Hablamos lo que parecieron horas —sobre terruño, vintages perdidos en el tiempo, sus ambiciones de curar su propia colección. Pero vi el cambio: sus respiraciones se aceleraron, pupilas dilatándose en la luz baja. "Elias, me siento... caliente. ¿Es el vino?" Se abanicó levemente, el movimiento atrayendo mis ojos al sutil ascenso de sus tetas medianas bajo el vestido. Puse una mano en su brazo, sintiendo el calor irradiando de su piel. "Te está despertando, Ava. Confía en ello".
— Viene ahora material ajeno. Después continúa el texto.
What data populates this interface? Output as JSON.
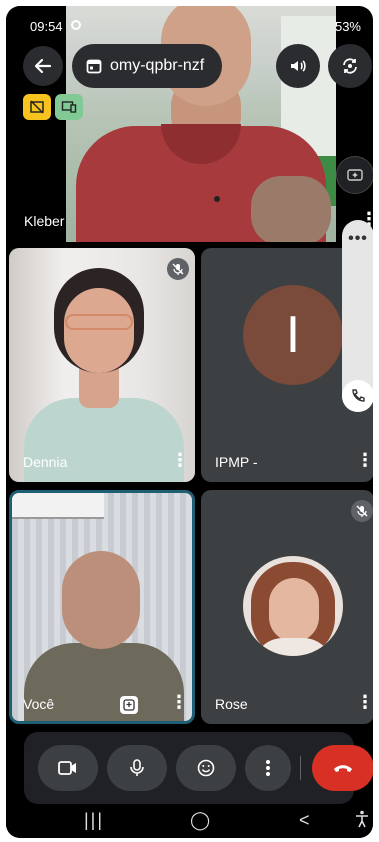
{
  "status_bar": {
    "time": "09:54",
    "battery": "53%"
  },
  "header": {
    "meeting_code": "omy-qpbr-nzf"
  },
  "participants": {
    "main": {
      "name": "Kleber"
    },
    "tiles": [
      {
        "name": "Dennia"
      },
      {
        "name": "IPMP -",
        "initial": "I"
      },
      {
        "name": "Você"
      },
      {
        "name": "Rose"
      }
    ]
  },
  "side_panel": {
    "dots": "•••"
  },
  "nav_bar": {
    "recents": "|||",
    "home": "◯",
    "back": "<"
  },
  "colors": {
    "end_call": "#d93025",
    "self_border": "#1f5f73",
    "ipmp_avatar": "#7a4a3a"
  }
}
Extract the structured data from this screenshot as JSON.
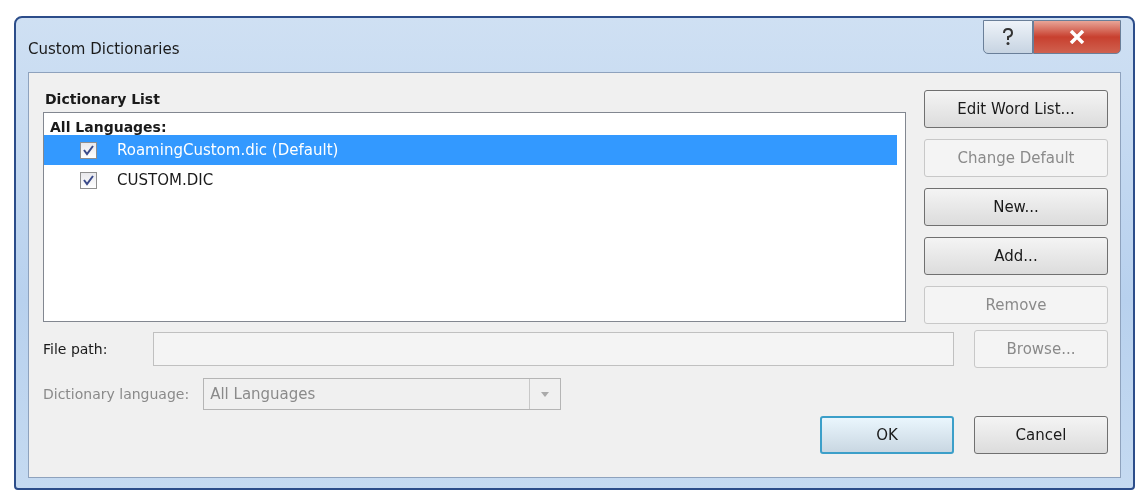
{
  "window": {
    "title": "Custom Dictionaries"
  },
  "dictionary_list": {
    "label": "Dictionary List",
    "group": "All Languages:",
    "items": [
      {
        "name": "RoamingCustom.dic (Default)",
        "checked": true,
        "selected": true
      },
      {
        "name": "CUSTOM.DIC",
        "checked": true,
        "selected": false
      }
    ]
  },
  "side_buttons": [
    {
      "label": "Edit Word List...",
      "disabled": false
    },
    {
      "label": "Change Default",
      "disabled": true
    },
    {
      "label": "New...",
      "disabled": false
    },
    {
      "label": "Add...",
      "disabled": false
    },
    {
      "label": "Remove",
      "disabled": true
    }
  ],
  "file_path": {
    "label": "File path:",
    "disabled": true
  },
  "browse_button": {
    "label": "Browse...",
    "disabled": true
  },
  "dictionary_language": {
    "label": "Dictionary language:",
    "value": "All Languages",
    "disabled": true
  },
  "footer_buttons": [
    {
      "label": "OK",
      "default": true
    },
    {
      "label": "Cancel",
      "default": false
    }
  ]
}
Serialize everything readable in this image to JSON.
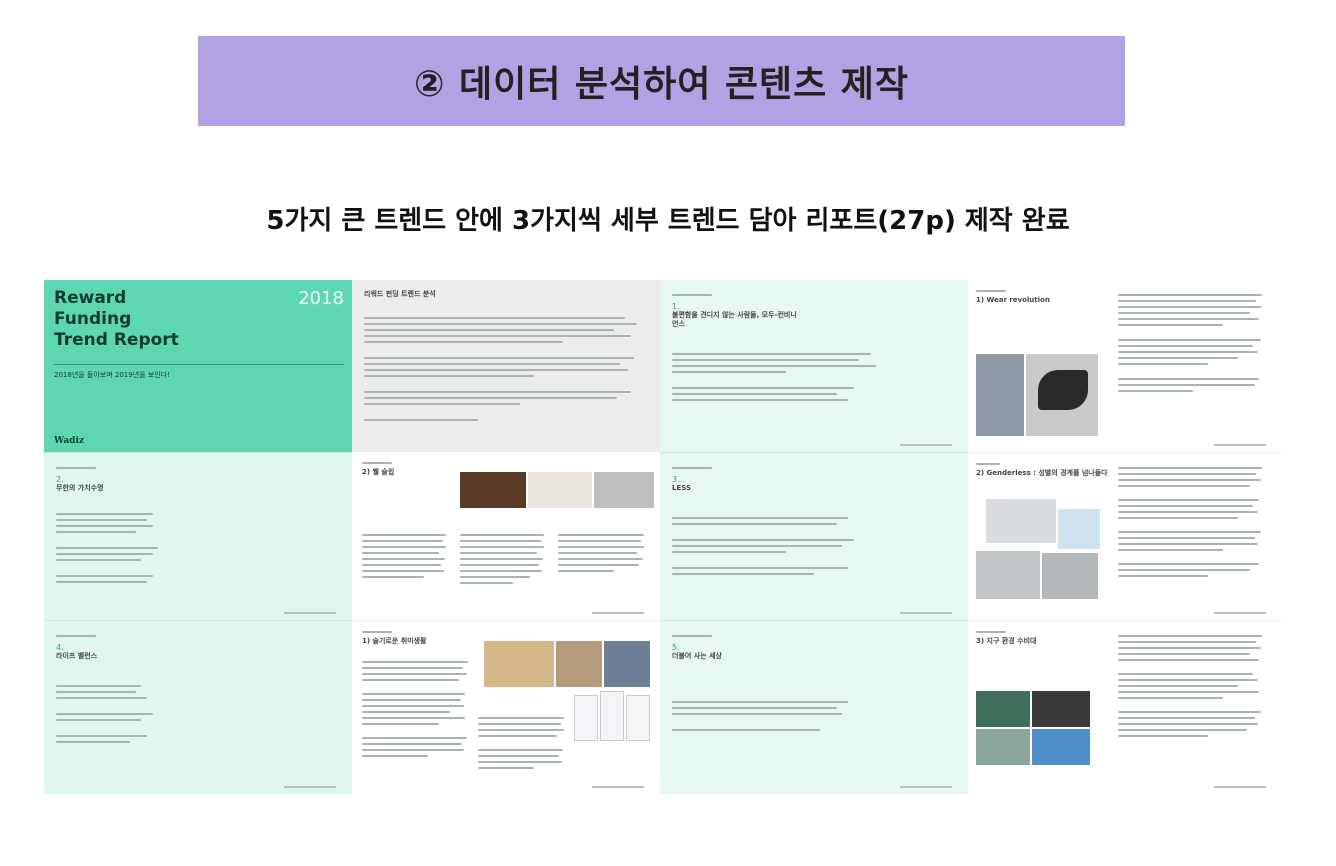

No se apartó. En cambio, sus ojos grises se clavaron en los míos, una chispa de algo prohibido encendiéndose. La guie a un chaise de terciopelo en la esquina, rodeado de cajones de botellas prohibidas. "Dime qué sientes", la urgi, sentándome lo suficientemente cerca para que nuestras rodillas se rozaran. Sus palabras brotaron —piel hormigueante, un pulso entre sus muslos que no podía ignorar. Mi propia excitación se agitó, pero me contuve, construyendo la tensión. Su moño desordenado se aflojó ligeramente, mechones enmarcando su rostro ovalado ruborizado con deseo recién descubierto.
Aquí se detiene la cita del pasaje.